The revised curriculum is shifting away from memorization and focusing more on critical thinking and problem solving. File photo
To catch up with the age of information, public schools across the province have initiated a revised curriculum.
“Students now have limitless access to information and need the skills to navigate, interpret, analyze and apply the information they need in their work and personal lives,” said School District 53 superintendent Bev Young.
“(This year’s) curriculum is not brand new. There is much that is the same as far as rigorous learning standards and the foundation of the revised curriculum remains literacy and numeracy.”
The curriculum was revised as a strategy to improve learning outcomes. It aims to focus clearer on the essential elements of learning and reduce the monotonous elements. Teachers and students now have more flexibility to customize the learning experience depending on individual strengths and needs. It will also help students conceptualize their big ideas, helping them learn how to balance the foundational skills that are important for success in school and life.
The reduction of “prescriptiveness” in the new curriculum is being welcomed by teachers and school staff, Young said, as the previous expectations pressured teachers with a “daunting amount of content and teaching to a final test.”
To address the world’s ever-increasing interconnectivity, the revised curriculum is drifting away from memorization, now with greater emphasis on the development of critical thinking, collaboration and problem solving skills – which are referred to as core competencies.

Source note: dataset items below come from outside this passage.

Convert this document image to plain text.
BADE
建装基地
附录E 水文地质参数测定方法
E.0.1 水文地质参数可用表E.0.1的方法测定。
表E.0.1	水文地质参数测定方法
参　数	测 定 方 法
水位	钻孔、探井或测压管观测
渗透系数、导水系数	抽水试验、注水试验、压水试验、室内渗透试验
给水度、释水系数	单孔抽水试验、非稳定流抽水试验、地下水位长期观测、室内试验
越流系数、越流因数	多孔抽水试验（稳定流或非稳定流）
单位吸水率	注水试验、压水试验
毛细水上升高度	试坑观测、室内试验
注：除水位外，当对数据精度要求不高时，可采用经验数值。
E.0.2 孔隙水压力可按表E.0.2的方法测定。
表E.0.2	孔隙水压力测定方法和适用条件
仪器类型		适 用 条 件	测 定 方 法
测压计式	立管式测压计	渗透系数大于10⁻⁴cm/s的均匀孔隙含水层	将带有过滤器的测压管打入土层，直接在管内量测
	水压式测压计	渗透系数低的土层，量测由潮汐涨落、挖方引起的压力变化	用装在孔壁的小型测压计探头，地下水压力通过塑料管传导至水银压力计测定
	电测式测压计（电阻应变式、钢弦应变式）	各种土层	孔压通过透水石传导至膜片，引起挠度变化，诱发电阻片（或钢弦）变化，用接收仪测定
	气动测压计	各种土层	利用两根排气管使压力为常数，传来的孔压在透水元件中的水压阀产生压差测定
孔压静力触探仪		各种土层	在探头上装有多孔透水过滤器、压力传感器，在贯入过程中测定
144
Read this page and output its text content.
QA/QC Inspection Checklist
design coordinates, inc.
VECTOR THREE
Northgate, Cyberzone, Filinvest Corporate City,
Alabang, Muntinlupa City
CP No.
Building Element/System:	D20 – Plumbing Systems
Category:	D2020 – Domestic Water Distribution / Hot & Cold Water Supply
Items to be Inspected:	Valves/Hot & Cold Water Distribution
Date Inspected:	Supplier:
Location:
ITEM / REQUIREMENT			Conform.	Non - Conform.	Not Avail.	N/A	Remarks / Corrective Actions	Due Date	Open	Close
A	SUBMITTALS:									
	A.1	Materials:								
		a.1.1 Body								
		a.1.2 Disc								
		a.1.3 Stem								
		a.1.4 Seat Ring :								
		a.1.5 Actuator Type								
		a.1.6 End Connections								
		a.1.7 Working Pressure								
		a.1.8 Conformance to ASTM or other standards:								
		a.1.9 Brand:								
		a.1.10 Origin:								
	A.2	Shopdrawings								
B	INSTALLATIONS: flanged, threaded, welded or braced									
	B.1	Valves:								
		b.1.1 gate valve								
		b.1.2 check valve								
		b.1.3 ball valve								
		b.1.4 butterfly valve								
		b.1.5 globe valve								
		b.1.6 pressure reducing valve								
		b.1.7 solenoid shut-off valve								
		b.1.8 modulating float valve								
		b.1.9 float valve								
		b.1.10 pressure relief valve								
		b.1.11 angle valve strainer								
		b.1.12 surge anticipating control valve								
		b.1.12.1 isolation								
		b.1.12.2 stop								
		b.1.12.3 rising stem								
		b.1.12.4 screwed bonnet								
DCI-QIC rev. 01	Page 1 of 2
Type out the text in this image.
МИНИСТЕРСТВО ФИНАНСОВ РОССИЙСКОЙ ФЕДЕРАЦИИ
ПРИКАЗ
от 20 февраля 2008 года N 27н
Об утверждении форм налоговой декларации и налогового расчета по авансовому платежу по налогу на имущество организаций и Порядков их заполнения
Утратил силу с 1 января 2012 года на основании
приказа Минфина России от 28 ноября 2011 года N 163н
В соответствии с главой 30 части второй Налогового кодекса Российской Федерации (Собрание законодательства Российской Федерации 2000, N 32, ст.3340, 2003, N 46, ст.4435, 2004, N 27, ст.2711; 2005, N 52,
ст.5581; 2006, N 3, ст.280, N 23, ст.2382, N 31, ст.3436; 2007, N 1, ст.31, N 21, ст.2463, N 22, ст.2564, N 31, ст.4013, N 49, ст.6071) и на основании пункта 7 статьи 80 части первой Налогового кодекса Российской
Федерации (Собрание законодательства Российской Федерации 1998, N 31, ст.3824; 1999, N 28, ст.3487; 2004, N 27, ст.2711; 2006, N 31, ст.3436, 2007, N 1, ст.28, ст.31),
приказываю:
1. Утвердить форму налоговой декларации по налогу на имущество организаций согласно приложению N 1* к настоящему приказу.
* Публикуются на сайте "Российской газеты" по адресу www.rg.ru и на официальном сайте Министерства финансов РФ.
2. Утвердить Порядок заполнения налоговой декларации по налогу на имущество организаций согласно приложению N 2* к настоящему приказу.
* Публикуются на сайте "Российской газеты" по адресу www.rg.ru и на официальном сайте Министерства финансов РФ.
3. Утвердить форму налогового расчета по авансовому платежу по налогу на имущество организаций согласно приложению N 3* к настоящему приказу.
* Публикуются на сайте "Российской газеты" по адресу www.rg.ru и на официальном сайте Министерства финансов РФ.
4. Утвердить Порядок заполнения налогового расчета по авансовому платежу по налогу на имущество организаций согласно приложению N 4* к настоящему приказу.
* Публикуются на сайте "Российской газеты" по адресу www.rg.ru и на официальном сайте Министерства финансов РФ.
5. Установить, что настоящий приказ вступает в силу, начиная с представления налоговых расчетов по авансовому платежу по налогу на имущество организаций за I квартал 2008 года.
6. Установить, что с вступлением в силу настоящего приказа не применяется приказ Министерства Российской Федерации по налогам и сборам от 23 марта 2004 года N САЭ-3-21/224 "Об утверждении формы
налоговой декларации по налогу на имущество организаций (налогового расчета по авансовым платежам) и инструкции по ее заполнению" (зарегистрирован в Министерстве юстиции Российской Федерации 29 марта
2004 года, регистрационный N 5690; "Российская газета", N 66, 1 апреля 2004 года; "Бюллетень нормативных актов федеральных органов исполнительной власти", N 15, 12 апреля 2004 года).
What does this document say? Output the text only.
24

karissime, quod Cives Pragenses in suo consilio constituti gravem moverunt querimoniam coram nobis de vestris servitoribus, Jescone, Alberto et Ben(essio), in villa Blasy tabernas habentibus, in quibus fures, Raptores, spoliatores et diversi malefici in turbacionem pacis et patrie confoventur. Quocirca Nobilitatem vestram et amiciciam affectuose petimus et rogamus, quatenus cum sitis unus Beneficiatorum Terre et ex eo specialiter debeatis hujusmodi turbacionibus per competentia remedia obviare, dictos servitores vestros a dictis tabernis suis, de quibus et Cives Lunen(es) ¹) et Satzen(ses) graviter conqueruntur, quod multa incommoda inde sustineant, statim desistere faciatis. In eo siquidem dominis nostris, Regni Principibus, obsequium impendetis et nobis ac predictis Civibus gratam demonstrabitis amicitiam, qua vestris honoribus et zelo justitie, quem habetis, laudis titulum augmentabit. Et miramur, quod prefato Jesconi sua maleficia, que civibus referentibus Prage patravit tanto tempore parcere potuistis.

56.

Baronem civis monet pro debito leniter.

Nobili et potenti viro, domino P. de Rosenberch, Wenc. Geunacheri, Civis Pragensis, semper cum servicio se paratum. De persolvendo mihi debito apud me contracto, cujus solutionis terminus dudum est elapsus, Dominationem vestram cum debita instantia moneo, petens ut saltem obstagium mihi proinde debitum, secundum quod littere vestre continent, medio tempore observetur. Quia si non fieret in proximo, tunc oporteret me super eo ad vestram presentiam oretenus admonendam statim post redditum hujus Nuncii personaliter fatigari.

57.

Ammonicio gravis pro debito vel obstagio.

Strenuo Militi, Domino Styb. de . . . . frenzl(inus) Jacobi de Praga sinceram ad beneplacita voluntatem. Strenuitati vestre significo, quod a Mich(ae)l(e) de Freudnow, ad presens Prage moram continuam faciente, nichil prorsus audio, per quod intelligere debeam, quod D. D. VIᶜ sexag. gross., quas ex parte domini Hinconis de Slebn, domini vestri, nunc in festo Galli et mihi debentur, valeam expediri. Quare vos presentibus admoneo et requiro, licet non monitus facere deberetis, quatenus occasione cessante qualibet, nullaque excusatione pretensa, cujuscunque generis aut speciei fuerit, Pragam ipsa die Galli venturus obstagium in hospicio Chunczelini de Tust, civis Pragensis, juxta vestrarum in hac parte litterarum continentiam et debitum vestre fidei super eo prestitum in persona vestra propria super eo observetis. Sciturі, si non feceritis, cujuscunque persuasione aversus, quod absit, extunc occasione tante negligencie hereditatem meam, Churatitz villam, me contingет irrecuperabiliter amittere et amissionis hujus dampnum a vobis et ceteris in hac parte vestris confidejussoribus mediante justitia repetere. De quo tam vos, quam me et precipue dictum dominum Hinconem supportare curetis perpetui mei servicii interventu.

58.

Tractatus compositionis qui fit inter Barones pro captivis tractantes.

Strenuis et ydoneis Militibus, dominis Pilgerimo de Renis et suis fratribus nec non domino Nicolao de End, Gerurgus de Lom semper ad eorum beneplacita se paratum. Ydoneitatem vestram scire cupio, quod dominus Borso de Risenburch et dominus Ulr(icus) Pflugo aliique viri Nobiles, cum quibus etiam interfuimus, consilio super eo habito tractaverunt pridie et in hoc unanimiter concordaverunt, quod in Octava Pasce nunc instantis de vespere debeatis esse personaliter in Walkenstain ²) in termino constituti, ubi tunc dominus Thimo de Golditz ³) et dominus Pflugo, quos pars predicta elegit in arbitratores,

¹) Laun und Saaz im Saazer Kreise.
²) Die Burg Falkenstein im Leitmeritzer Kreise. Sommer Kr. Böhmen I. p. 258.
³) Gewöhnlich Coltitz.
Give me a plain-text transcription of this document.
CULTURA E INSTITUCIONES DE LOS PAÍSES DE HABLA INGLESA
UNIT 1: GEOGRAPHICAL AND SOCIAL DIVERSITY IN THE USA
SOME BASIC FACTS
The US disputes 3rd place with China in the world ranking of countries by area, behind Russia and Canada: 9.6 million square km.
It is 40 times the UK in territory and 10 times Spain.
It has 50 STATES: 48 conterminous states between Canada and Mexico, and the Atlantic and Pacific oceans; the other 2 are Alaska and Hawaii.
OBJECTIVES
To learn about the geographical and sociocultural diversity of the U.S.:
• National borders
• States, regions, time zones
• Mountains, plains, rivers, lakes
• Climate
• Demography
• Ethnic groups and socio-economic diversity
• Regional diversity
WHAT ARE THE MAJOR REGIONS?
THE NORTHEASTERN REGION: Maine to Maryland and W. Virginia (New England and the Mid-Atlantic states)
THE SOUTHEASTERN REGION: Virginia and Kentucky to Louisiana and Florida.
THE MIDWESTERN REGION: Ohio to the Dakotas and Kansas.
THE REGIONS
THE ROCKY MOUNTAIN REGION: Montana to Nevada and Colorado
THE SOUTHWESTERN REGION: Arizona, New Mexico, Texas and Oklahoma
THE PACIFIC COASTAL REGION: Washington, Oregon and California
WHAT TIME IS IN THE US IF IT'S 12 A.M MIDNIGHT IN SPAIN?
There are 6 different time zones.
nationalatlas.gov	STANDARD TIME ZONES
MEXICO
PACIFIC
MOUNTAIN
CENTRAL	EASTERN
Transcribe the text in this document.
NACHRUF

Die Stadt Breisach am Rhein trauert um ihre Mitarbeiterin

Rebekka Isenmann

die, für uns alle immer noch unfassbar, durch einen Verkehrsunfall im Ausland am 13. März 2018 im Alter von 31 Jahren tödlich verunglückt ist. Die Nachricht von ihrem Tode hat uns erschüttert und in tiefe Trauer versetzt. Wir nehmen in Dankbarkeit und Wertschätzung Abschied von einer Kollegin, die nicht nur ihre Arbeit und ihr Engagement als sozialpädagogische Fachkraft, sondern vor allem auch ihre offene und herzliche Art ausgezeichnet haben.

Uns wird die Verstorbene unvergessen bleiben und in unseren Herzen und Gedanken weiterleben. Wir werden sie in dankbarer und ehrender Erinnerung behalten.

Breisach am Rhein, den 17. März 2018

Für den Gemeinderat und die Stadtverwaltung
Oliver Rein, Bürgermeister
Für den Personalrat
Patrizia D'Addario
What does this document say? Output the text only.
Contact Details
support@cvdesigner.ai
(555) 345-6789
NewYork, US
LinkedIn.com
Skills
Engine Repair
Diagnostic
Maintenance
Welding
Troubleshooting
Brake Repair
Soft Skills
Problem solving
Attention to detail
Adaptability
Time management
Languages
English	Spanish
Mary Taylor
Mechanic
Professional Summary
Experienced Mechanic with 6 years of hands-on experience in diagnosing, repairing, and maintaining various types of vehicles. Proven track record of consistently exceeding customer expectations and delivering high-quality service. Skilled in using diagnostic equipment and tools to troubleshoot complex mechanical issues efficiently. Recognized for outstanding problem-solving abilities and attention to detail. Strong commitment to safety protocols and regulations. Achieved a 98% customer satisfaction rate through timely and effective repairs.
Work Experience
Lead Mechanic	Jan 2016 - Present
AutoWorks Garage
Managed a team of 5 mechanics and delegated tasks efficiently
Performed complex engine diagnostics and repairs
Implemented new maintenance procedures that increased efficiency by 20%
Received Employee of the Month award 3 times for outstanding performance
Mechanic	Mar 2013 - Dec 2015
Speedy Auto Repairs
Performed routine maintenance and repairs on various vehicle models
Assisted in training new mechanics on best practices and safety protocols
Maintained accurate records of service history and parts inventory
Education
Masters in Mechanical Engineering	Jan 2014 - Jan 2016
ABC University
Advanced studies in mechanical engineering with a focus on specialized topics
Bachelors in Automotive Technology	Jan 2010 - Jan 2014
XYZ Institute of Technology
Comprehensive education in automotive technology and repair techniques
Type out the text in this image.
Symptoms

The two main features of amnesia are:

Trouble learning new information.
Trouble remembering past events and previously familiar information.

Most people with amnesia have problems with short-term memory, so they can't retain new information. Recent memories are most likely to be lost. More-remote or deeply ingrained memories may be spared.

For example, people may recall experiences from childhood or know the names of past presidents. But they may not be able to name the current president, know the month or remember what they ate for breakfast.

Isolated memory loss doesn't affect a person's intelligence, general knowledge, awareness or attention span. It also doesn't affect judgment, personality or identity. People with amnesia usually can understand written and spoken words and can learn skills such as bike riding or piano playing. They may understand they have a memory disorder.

“The inclusion of these core competencies and a focus on the big ideas affects all courses,” she said. “The degree to which learning outcomes were combined, moved, or reduced may vary.”
The end goal is to better prepare students for life after school, and that intertwines with greater academic outcomes.
“We hope this means a higher graduation rate, increased relevance for students, and students who are more skilled and equipped to contribute and be successful in our complex world.”
The revised curriculum became mandatory at the start of the 2016-2017 school year for students in kindergarten to Grade 9. Teachers of Grades 10, 11 and 12 have the option to use this year as a pilot run at the revised curriculum before it becomes mandatory next year. In a parallel fashion, some teachers experimented with the revised curriculum for kindergarten to Grade 9 before it became mandatory.
Young said teachers who tried out the curriculum last year collaborated to analyze changes and investigate resources, and they identified the instruction of core competencies and the assessment of student success as areas of the curriculum that can still improve.
“While change is always stressful, much of the feedback I have heard is that the changes are welcomed,” Young said. “Particularly the changes to reduce the learning outcomes to make room for project and place based learning, to provide more time working with students to apply the content and skills they are learning. The reduction of provincial exams was also welcomed.”
When asked why it took until 2016 for the Ministry of Education to adopt such basic ideas, Young said it requires years of planning to revise a curriculum.
“Change is often slow … a system change including curriculum, assessment, reporting, assessments and exams, legislation, ministerial orders, university requirements takes time and perseverance.”
Young believes the most valuable components of the previous curriculum carried over, such as rigorous standards and a foundational understanding of literacy and numeracy.
“It is an improvement as we are not preparing our students for the same world my grandparents, my parents, or myself went to school to prepare for.”